Tuesday, December 15, 2009

Sun Dispute Leads Apache Software Foundation To Vote 'No' on Java EE 6 Spec

The Java EE 6 spec, released today, was approved by a vote the JCP Executive Committee (see related story here), but it wasn't unanimous. The Apache Software Foundation (ASF) cast the only nay vote (there were two abstentions).

Geir Magnusson, Jr., director of the ASF and that group's representative to the JCP, explained the Foundation's position to this site via e-mail: "The vote hinged on the ASF's policy that any member of the JCP who does not abide by their obligations under the rules and agreements of the JCP should not be able to participate in, let alone lead, a JSR… The ASF contends that Sun Microsystems is in breach of their contractual obligations under the JSPA [the contract under which an entity becomes a member of the JCP], as well as acting in a way contrary to the community expectations of a spec lead, as well as public promises made to the Java community at large by its corporate officers. Thus the вЂno' vote for the Sun-led JSRs at the last ballot," he wrote.
The ASF has claimed that Sun is refusing to provide the Foundation with a license for a Technology Compatibility Kit (TCK), the official test suite that can only be provided by the spec lead, and which the ASF needs to complete work on its Harmony implementation of Java Standard Edition (Java SE) under the Apache License. Magnusson asserts that Sun wants to protect the licensing revenue it receives for its own implementation of the Java SE spec, and that's why it won't issue the license.
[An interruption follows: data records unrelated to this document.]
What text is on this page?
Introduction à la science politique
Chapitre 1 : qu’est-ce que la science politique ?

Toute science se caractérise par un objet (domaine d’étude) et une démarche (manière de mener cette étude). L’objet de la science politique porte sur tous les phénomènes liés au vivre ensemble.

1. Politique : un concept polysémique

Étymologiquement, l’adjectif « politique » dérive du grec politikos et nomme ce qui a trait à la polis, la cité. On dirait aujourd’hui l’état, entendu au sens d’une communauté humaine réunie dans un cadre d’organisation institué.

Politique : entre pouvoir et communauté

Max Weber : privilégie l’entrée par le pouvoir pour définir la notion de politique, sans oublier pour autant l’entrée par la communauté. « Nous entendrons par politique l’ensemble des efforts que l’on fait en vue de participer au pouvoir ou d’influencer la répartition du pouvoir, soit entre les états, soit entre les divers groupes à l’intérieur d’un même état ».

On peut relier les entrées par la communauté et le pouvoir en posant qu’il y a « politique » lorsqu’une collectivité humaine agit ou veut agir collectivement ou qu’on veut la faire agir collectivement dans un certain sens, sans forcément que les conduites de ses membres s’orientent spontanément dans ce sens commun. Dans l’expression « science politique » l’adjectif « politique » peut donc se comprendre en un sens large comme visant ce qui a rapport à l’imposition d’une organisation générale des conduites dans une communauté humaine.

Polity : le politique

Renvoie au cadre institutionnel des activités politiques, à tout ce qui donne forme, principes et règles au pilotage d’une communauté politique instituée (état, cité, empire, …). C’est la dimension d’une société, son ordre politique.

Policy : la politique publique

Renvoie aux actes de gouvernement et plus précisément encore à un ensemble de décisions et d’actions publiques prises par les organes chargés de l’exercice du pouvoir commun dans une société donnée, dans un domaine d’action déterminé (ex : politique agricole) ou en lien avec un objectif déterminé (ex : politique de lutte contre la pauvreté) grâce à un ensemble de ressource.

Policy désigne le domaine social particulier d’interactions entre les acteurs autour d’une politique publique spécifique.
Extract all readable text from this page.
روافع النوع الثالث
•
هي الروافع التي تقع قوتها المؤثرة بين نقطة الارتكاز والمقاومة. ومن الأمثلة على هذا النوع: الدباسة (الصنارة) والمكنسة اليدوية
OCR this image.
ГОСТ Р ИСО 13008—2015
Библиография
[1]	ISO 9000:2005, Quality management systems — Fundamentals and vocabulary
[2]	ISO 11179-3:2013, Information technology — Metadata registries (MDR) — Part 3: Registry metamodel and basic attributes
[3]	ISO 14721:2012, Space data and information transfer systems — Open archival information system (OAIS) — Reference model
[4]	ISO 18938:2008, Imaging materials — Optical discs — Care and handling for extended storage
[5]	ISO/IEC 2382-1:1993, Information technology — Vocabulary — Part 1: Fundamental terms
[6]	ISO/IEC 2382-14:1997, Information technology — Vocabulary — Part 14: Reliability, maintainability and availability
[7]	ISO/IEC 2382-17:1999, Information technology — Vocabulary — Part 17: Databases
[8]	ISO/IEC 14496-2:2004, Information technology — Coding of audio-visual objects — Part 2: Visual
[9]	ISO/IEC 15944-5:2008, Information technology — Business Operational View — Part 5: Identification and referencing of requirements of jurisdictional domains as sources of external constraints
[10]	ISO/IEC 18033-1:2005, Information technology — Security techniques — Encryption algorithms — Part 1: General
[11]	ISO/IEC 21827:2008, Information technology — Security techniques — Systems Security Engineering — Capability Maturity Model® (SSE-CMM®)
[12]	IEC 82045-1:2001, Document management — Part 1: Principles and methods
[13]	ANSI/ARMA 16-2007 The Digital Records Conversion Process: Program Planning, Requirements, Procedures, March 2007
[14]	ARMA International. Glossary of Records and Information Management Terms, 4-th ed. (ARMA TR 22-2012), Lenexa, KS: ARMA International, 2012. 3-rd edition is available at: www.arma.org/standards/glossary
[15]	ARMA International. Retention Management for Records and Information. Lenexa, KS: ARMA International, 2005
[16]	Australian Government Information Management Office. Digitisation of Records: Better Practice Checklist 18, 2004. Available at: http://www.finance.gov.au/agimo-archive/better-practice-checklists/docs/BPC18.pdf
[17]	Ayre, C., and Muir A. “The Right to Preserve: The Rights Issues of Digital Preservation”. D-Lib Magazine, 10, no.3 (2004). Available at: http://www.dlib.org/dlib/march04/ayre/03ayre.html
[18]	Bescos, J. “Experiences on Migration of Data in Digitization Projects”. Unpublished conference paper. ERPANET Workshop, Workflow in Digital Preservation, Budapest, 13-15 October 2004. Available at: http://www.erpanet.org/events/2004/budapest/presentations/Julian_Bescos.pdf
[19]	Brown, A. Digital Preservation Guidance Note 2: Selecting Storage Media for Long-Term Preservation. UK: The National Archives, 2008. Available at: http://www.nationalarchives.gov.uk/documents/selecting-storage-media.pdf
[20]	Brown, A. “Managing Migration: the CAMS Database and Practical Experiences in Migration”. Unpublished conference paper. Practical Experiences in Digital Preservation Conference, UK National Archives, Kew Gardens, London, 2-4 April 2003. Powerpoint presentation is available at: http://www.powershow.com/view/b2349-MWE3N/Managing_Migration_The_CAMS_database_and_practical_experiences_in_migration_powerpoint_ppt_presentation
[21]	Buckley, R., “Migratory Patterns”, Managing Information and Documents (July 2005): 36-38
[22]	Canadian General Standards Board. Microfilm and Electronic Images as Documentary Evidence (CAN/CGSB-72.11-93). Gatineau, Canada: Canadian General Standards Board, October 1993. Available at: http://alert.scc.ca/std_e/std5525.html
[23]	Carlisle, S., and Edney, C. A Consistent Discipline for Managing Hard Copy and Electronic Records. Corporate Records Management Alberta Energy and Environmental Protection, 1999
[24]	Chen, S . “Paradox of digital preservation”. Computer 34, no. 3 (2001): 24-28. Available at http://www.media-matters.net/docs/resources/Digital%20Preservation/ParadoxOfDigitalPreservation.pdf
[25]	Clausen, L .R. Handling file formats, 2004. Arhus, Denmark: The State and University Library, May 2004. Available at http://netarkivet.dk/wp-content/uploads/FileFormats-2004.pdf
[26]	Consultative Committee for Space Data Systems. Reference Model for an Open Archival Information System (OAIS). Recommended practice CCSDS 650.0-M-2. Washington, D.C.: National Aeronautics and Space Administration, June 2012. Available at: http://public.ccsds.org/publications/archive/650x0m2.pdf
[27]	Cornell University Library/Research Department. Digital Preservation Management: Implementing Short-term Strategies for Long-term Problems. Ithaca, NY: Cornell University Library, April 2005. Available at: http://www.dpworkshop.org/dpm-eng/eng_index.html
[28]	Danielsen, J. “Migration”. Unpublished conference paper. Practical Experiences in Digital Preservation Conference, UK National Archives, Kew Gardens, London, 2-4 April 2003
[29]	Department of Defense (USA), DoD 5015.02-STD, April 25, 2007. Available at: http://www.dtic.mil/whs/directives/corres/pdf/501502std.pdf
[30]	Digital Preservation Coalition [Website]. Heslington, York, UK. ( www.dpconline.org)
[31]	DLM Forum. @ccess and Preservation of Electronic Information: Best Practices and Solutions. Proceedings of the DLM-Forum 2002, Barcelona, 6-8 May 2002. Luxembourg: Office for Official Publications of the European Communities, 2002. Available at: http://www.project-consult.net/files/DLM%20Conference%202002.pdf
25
If that truly is Sun's aim, it would be contrary to the objective of the JCP, which is charged with providing specifications that can have multiple independent implementations.

"To be clear," Magnusson added, "there have been proposals from Sun, but each time the license for the TCK came with restrictions that would prevent the ASF from distributing the final tested code… For an open source organization that exists to distribute software under open source licenses, this is clearly unacceptable. We feel that the JSPA [the contract under which an entity becomes a member of the JCP] is very clear on what terms a spec lead can, and more importantly cannot place in a TCK license, and thus we feel Sun is in breach of the [contract]… and thus shouldn't be able to lead or participate in JSRs."

Magnusson, who is the creator of the Harmony project, pointed out that the ASF has implemented JSRs before. The Foundation implemented the Java EE spec in the Apache Geronimo app server, the servlet and JSP spec in the Apache Tomcat servlet container, the JMS spec in the Apache ActiveMQ message broker, and the JSF specification in Apache MyFaces, among others.

Rod Johnson, founder of VMware subsidiary SpringSource and member of the JCP Executive Committee, said he is disappointed that Sun has not been able to resolve this dispute with ASF. "This issue raises legitimate concerns about the credibility of the JCP as a whole," he said. "I mean, the JCP is either it's open or it's not. I have a lot of sympathy for the Foundation on this issue."

Sun is unable to comment on the ASF's charges, the company said, because it can't make forward-looking statements in the midst of being acquired by Oracle Corp. for $7.4 billion. That deal, still in the works, has been stalled by the European Union over concerns about Oracle's ownership of the open source MySQL database, which Sun acquired last year.